Shoebill.Balaeniceps rex. |
Shoebill é só um dos vários exemplos, a tentativa de Kemono Friends 2 de
emular a primeira temporada e suas Friends (pretendendo ser melhor, mas sendo de fato pior)
pode ser vistar quando da oposição entre Lion-san (leoa) e Moose-san (alce), dupla
que gostava de brigar, sendo a Leoa indolente como todo bom felino e o Alce
sempre altivo; essa rivalidade é transferida para a segunda temporada no conflito entre Pronghorn-san (antilocapra)
e Chita-san (guepardo). Elas sendo corredoras querem saber quem é mais rápida, de maneira
que Caracal, Serval e Kyururu as ajudam a terminar esse mal entendido.
Chita e Antilocapra. |
Cheeta é uma tsundere, esse arquétipo era parte só
de Tsuchinoko-san (animal fictíco) na primeira temporada; agora faz parte de,
no mínimo, quatro Friends na segunda (sendo a própria Caracal, personagem
principal, uma delas). Pronghorn é só uma personagem determinada, uma cópia
ruim da Moose. A debochada Beep-chan (a papa-léguas) é muito mais marcante do que essas duas.
Personagens conhecidos também perderam o brilho, basta dizer
que Margay (Gato-Maracujá) e o grupo Idol de Penguins (PPP) apareceram, mas dado que
o conflito do grupo foi resolvido na parte 1, na 2 o que eles poderiam fazer?
Bem, estragaram a Margay que antes era literalmente uma tarada pelas pinguins,
uma grande fã e muito fácil de relembrar; agora era literalmente só uma
empresária workaholic.
Nessa ânsia de reapresentar personagens antigos temos também
as corujas professoras, os quais eram crianças espertas na primeira temporada, sábias,
mas inocentes; frias, mas com humor, agora são reduzidas a versões mecânicas e
assistentes de uma adulta Kaban-chan.
Sim, temos agora uma Kaban crescida. E não, o anime não vai
explicar o que aconteceu. E só lembrando que Serval não lembra dá viagem dela
com Kaban, mas Kaban recorda com tristeza.

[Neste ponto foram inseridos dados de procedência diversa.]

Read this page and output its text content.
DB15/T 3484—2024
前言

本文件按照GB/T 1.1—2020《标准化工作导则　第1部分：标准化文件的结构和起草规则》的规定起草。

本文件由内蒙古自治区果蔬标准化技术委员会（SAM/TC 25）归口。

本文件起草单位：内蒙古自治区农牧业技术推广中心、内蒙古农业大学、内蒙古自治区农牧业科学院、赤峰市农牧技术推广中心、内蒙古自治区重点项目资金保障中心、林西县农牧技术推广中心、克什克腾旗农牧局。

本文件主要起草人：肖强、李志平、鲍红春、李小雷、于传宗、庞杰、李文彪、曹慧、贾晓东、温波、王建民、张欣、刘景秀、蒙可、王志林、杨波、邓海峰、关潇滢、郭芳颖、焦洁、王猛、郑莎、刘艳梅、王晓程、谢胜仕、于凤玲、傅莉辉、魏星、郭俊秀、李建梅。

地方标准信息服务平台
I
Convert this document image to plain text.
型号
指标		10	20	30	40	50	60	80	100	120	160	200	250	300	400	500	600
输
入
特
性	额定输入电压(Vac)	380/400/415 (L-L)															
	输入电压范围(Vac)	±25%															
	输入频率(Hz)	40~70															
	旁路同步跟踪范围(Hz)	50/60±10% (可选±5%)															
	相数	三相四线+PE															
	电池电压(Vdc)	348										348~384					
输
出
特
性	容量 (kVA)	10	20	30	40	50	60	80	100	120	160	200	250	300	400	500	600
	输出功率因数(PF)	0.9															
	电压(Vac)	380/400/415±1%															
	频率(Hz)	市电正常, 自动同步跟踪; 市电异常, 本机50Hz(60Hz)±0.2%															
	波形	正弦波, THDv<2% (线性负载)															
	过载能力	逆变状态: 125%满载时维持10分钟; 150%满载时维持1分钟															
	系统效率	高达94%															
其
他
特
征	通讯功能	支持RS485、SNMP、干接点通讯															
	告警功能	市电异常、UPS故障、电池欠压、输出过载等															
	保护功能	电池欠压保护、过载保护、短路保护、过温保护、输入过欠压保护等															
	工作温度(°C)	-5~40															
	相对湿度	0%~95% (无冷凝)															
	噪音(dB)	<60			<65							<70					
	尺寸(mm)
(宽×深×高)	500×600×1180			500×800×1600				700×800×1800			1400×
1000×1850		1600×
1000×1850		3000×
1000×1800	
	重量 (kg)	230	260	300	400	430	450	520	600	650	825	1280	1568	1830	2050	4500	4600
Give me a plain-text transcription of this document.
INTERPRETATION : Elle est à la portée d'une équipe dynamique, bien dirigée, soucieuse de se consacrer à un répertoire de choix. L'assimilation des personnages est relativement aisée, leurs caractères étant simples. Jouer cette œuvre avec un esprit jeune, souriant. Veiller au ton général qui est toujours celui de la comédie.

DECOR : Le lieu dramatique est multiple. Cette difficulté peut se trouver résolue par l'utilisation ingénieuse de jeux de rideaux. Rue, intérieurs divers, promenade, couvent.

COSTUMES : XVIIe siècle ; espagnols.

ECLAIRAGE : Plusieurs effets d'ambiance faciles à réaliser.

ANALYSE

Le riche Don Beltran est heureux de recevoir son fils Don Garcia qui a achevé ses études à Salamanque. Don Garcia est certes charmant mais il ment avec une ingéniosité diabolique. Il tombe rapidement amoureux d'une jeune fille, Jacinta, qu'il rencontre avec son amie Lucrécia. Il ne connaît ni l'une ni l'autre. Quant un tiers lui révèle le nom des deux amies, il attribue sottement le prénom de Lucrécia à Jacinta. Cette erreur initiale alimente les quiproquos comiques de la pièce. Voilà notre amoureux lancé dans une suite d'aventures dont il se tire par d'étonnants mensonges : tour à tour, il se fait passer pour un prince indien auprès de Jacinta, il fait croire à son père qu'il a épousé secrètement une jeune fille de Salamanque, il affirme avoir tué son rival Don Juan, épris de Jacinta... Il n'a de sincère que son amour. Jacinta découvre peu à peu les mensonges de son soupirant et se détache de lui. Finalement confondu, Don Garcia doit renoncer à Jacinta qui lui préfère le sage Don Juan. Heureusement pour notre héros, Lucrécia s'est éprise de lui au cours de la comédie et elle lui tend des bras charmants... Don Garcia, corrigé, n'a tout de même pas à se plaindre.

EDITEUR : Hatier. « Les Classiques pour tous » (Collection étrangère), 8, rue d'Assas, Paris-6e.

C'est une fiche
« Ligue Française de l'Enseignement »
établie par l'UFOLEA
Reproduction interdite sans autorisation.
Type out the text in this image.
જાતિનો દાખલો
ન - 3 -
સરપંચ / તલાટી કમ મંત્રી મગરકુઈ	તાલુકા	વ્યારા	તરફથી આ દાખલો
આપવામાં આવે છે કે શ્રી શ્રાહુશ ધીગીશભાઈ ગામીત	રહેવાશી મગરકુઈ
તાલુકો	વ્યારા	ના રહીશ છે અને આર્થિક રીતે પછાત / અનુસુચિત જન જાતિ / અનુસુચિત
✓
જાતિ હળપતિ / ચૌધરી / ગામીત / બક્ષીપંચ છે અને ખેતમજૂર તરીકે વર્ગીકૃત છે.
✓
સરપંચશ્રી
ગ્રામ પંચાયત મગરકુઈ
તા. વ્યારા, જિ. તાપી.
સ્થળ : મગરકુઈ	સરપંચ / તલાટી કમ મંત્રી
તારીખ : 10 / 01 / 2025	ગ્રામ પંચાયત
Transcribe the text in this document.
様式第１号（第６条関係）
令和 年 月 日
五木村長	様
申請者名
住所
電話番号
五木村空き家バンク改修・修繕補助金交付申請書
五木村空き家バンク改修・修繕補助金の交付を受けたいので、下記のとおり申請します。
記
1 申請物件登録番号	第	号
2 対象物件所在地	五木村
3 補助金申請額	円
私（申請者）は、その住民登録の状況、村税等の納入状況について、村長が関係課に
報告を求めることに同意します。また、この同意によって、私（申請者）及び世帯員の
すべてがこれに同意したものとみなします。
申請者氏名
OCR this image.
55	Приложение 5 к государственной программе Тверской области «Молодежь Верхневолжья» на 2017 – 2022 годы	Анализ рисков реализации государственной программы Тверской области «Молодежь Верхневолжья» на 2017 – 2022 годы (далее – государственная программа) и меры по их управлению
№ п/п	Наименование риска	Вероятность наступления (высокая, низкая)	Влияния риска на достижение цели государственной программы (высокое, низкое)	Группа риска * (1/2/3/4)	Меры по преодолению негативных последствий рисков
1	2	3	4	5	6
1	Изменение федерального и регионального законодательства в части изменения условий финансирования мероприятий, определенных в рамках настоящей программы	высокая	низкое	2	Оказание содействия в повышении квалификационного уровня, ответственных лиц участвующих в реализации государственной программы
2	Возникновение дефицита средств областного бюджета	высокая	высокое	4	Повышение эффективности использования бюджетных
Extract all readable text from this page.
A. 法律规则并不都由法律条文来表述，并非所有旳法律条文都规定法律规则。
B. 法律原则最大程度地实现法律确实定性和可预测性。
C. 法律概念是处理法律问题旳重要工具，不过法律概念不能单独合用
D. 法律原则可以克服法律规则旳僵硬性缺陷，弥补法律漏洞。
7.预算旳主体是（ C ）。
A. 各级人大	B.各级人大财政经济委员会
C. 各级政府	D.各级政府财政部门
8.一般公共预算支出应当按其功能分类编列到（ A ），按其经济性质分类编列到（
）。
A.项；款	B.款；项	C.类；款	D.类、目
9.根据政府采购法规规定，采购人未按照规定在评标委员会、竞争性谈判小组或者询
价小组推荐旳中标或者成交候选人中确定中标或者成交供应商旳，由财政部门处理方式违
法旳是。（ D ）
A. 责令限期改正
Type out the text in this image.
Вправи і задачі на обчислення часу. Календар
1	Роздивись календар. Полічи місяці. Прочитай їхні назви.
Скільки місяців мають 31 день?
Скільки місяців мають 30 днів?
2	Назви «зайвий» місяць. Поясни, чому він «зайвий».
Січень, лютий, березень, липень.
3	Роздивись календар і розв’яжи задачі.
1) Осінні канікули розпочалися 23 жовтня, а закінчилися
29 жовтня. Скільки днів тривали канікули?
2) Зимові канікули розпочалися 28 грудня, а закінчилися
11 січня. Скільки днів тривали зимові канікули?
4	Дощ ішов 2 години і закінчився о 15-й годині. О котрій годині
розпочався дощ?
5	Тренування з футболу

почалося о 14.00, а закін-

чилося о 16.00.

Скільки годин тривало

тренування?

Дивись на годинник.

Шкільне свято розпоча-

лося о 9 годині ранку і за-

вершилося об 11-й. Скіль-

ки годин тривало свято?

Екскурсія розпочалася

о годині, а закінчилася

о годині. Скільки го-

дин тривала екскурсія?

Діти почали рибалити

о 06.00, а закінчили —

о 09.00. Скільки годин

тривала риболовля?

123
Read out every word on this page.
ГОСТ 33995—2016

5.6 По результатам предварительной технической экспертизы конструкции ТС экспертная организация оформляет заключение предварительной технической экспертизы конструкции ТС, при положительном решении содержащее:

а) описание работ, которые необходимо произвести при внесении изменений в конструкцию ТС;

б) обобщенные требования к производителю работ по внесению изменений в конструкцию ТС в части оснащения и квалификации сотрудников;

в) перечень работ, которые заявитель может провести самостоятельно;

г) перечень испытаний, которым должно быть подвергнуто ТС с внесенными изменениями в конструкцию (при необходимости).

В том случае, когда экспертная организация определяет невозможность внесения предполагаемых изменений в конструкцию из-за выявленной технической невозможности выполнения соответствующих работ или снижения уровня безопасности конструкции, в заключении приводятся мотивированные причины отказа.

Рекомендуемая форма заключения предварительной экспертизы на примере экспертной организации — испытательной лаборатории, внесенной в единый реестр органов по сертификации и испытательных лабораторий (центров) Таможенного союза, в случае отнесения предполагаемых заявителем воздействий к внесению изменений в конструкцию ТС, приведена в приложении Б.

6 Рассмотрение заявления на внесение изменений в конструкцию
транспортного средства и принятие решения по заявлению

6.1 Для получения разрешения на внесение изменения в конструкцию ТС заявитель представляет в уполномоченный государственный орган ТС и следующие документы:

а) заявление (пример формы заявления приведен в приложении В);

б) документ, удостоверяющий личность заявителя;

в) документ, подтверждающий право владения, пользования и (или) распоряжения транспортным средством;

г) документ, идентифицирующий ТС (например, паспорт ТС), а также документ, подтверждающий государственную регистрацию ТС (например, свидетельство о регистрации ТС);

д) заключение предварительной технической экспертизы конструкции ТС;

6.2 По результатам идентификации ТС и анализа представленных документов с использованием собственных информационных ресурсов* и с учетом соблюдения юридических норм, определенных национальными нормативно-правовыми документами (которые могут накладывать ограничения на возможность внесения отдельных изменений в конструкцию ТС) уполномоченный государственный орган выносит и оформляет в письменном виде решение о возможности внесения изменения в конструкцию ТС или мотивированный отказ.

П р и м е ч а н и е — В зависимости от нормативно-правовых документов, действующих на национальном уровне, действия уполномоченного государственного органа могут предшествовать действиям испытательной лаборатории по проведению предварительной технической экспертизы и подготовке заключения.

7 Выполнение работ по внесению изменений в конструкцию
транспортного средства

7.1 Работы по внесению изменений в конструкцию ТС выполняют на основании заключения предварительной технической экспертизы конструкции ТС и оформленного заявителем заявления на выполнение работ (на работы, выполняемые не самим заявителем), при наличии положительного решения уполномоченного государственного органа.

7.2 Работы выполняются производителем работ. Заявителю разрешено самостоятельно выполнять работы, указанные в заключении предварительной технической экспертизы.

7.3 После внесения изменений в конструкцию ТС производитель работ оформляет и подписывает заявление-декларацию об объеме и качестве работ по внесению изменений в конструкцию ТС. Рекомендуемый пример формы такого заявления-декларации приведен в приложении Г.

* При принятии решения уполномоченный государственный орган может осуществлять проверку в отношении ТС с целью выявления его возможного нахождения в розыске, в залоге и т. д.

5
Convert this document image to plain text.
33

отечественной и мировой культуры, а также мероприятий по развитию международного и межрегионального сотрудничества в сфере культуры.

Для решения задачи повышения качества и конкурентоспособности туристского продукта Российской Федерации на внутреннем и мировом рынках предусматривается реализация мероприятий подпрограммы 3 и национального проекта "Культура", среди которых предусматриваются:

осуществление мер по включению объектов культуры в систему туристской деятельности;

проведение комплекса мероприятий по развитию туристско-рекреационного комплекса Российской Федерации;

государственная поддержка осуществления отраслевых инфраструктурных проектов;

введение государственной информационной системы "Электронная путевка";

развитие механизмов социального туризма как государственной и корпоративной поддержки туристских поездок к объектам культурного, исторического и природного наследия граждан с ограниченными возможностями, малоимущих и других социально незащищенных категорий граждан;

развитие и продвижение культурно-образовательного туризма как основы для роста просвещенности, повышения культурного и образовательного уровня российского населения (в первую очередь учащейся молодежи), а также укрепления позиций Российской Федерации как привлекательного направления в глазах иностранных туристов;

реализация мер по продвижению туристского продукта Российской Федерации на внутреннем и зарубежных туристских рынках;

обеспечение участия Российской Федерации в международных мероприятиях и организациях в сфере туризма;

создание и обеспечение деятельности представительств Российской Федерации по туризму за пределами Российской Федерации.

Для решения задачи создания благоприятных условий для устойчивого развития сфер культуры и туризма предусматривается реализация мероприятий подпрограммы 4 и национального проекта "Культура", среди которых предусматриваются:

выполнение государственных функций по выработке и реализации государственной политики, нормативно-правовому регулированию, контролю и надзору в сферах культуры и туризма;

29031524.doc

Se você, leitor, prestou atenção viu exatamente o que é a
definição de caos narrativo na linha acima. Esses fatos nada pequenos são
jogados em nós. Mas não é como se o anime não soubesse que tudo está altamente
nebuloso quando na metade dos doze episódios eles nos mostram essa nova Kaban,
sendo assistida pelas corujas.
Só que a resolução do anime é qual? Simples, jogue duas
mariposas misteriosas que aparecem em visões de Kyururu (literalmente em
situações escabrosas, como debaixo da água) para explicar nada de relevante ao
roteiro, que pouco ajudam em quebrar a teia de mistérios que a temporada jogou no
colo do publico. O gasto de ambientação para introduzir personagens tão
irrelevantes é decepcionante.
Isso porquê eu nem fiz questão de lembrar da "besta" (uma Friend corrompida que ataca Friends e humanos), pois é só mais um ponto narrativo perdido.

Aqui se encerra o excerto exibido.